Please be aware that this meeting is being webcast. If you wish to address the meeting, please raise your hand when Mr. Spurr ask for questions. Wait for microphone attendant. Upon being recognized by Mr. Spurr, stand up, state your name and indicate whether you are a shareholder or a proxy holder, and if you are a proxy holder, please also say the name of the shareholder you represent.
Persons addressing the meeting will be allowed three minutes per questions or statements when they are recognized by Mr. Spurr. Question should be addressed directly to Mr. Spurr. Please confine your questions or statements to one subject at a time.
Mr. Spurr will stop discussions that are unrelated to the matters properly before the meeting, are not in good taste, or unduly prolonged or are repetitious. If your views differ from another speaker's views, please permit the speaker to conclude his or her remarks without interruption.
Richard D. Spurr
Thank you. Do we have any questions? I have a question from Mr. Finnegan. Market clearly did not like growth rate of Zix's one of the plans to step up sales and marketing, so the one item, one metric as Bob is asking about here that we are very focused on is accelerating our top line growth rate.
The trend is down and that's the only metric that when I talk to investors, they want to see improvement on, which I respect. Our margins are still very high, our cash generation is very high, the model is beautiful as I attempted to articulate a second ago and our investors don't respect that, but they want to see more top line growth.
Just rest assured that that's what we wake up every day and go to bed every night worrying about and we have periodic sessions to do. What we need to do to accelerate that growth. Sales and marketing is one area, other investments, for instance, maintaining leadership and enhancing current offering through R&D investments and of course another option that we have and have in fact exercised.
Last year, on the sales front, we invested significantly in adding new distribution partners to our group of third-party distributors, and in fact over the course of 2010-2010, added 65% to that group where we now have now 191 value-added resellers and managed securities service partners representing our products predominantly here in the United States, so we would expect that that investment and greater feet on the street, broader reach would help us achieve an accelerated growth in 2011.
We also always review and make, what I would call, incremental investments in sales. We can't afford to have a sales person in every account, but we do have a direct on-the-street field sales force that calls in companies with 1,500 employees or more and then we have a group in Burlington, Massachusetts with some-20 individuals, 12 are actual quota-carrying individuals who direct sales for us in the small-medium marketplace and accounts under 1,000. Google only resells Zix in their e-mail encryption offerings, and we also are resold by Symantec and M86 and others.
On the R&D side, we are investing $6 million in 2012 in R&D, which is an increase of $1 million over calendar year 2011, and that is to accelerate the list of features that we believe the market is demanding particularly as we see opportunity in very large customers as they replace older solutions that have been around since the early part of the year, the decade of 2000s, so those are the various things we are doing to accelerate growth.
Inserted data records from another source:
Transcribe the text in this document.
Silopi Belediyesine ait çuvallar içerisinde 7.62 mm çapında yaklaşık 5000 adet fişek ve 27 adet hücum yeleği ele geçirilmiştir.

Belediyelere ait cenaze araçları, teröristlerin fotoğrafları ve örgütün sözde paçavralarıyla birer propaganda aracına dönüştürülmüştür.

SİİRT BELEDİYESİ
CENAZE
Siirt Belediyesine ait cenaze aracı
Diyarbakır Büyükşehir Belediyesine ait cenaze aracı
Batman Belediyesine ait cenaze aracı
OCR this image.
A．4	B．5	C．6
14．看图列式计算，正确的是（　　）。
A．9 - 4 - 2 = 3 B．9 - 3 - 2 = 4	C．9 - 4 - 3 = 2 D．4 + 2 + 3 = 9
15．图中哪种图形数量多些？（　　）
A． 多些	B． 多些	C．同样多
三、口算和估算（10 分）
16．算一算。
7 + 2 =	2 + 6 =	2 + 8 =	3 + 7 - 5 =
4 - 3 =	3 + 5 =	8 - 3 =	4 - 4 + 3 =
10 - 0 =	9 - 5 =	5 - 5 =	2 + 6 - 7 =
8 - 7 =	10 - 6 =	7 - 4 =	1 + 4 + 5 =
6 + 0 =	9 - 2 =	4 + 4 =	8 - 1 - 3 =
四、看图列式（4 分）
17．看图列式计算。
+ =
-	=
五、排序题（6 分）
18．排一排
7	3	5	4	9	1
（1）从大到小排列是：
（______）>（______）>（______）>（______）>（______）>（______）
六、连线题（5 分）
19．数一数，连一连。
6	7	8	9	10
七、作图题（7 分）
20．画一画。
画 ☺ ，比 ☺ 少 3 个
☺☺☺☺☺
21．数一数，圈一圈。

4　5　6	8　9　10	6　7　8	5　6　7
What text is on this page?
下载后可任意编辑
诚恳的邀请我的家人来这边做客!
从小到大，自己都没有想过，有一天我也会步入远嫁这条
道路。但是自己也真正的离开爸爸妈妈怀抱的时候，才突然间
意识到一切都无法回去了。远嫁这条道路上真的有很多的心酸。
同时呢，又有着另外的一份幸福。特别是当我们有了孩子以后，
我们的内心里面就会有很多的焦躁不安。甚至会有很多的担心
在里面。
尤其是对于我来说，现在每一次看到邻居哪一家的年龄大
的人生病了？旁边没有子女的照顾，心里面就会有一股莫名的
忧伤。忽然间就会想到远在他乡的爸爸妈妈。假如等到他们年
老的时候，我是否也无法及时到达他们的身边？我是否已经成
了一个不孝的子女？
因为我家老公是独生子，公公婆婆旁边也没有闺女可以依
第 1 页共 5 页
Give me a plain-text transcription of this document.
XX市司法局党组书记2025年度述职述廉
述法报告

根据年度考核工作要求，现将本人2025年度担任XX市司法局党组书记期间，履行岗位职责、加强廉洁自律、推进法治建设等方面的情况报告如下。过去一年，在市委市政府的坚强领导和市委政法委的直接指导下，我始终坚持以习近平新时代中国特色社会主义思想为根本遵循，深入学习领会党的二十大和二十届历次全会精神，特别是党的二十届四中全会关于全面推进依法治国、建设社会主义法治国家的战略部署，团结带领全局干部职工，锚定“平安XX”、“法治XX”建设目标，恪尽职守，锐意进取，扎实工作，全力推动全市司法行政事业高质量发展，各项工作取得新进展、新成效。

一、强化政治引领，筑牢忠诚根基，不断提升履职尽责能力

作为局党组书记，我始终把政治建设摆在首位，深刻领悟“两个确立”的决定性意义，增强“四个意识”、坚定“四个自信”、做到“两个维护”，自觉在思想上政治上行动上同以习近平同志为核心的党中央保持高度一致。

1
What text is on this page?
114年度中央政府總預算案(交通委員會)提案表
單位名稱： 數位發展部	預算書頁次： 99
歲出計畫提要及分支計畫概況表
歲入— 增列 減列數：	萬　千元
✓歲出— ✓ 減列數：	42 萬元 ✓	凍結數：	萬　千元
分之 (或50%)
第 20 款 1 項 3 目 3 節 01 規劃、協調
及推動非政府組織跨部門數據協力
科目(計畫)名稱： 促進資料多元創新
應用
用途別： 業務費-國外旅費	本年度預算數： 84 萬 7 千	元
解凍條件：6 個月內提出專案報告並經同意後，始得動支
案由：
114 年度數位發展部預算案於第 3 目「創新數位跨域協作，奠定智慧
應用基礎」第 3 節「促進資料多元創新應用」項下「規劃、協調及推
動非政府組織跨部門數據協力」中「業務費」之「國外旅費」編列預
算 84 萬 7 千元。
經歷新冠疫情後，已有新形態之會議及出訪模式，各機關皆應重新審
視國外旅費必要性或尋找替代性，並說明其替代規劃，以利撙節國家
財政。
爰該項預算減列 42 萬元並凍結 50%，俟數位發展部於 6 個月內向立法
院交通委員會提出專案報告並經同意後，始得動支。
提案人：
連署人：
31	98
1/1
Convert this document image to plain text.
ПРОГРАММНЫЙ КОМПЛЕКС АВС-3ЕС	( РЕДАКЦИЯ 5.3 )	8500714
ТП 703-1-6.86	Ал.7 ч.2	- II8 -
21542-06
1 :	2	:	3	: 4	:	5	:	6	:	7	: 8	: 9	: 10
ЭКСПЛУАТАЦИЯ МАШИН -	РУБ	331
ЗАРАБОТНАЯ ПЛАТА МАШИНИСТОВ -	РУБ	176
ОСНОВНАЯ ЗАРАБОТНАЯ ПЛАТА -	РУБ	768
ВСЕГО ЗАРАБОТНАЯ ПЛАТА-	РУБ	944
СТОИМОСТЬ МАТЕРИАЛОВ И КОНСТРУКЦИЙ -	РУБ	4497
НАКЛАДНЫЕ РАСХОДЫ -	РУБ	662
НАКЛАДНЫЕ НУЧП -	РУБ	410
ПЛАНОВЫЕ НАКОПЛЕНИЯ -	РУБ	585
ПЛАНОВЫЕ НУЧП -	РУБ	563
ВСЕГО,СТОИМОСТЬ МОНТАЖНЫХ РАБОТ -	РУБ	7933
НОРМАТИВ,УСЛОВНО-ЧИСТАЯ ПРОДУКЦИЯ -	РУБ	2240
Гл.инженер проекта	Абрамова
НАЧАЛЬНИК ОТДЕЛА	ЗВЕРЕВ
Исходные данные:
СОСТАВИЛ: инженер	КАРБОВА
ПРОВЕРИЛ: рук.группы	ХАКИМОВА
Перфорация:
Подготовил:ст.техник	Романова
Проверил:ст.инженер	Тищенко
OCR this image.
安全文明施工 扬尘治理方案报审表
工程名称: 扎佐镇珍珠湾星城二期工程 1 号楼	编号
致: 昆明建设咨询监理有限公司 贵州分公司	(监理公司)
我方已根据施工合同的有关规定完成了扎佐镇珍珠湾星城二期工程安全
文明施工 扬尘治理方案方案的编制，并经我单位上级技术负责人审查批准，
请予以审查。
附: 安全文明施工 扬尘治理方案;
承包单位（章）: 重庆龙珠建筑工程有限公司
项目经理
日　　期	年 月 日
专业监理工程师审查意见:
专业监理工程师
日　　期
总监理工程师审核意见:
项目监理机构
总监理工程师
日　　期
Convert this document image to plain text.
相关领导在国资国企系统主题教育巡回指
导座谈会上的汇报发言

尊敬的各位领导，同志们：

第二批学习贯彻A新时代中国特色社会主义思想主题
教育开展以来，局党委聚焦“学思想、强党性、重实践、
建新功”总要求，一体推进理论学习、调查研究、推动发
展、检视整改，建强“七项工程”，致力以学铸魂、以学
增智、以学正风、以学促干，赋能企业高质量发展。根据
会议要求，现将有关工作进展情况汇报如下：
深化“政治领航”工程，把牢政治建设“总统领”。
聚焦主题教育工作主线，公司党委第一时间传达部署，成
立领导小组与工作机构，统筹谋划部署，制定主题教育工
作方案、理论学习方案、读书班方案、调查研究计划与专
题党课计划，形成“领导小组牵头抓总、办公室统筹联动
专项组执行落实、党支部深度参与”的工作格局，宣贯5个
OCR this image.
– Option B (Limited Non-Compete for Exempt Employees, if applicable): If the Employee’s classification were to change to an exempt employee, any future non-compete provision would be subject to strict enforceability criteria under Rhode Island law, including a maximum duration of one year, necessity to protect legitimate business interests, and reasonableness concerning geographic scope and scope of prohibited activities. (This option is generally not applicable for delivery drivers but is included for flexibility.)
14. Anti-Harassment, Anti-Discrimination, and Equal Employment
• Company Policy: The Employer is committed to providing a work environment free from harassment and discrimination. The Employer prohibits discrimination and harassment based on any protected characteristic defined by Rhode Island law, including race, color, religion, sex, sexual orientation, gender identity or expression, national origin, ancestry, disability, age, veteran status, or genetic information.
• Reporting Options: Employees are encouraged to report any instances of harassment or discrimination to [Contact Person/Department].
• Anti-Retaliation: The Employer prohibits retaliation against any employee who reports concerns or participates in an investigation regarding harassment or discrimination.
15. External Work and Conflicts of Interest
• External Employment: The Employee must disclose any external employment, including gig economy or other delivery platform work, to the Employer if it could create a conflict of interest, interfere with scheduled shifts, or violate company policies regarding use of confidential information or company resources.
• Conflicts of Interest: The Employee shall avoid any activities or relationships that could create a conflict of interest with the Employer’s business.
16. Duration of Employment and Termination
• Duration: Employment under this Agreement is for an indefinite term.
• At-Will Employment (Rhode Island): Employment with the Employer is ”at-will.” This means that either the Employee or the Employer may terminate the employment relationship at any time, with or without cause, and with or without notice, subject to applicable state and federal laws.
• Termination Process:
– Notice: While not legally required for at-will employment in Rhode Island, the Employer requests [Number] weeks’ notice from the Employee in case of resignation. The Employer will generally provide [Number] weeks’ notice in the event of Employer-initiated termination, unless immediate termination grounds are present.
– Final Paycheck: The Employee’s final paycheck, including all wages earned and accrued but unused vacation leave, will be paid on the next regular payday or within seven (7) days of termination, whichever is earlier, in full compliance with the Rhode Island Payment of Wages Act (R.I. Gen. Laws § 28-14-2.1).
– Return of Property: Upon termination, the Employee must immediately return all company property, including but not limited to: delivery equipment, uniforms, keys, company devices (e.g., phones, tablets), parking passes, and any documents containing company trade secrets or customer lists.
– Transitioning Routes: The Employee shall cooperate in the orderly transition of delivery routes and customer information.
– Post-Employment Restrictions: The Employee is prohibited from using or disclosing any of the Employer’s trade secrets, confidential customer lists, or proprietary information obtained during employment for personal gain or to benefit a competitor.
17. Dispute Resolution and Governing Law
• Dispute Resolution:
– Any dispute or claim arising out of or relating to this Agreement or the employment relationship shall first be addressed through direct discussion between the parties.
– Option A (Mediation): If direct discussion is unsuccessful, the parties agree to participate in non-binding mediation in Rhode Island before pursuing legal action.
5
As I said, rest assured that's our number one priority right now. We don't want to do it at the expense of having a profitable company that's not to say we won't make a decision to opt for a greater growth and expect some margin. We haven't made those decisions yet as we enter 2012, but certainly in 2011, you know that our operating margins are forecast to be in the 30% range this year, so we haven't given up on contingent cash generation and earnings as well.
Any other questions I might entertain?
If there are no other questions, that concludes our meeting. I would like to thank you all for attending our 2012 shareholders' meeting. Thank you.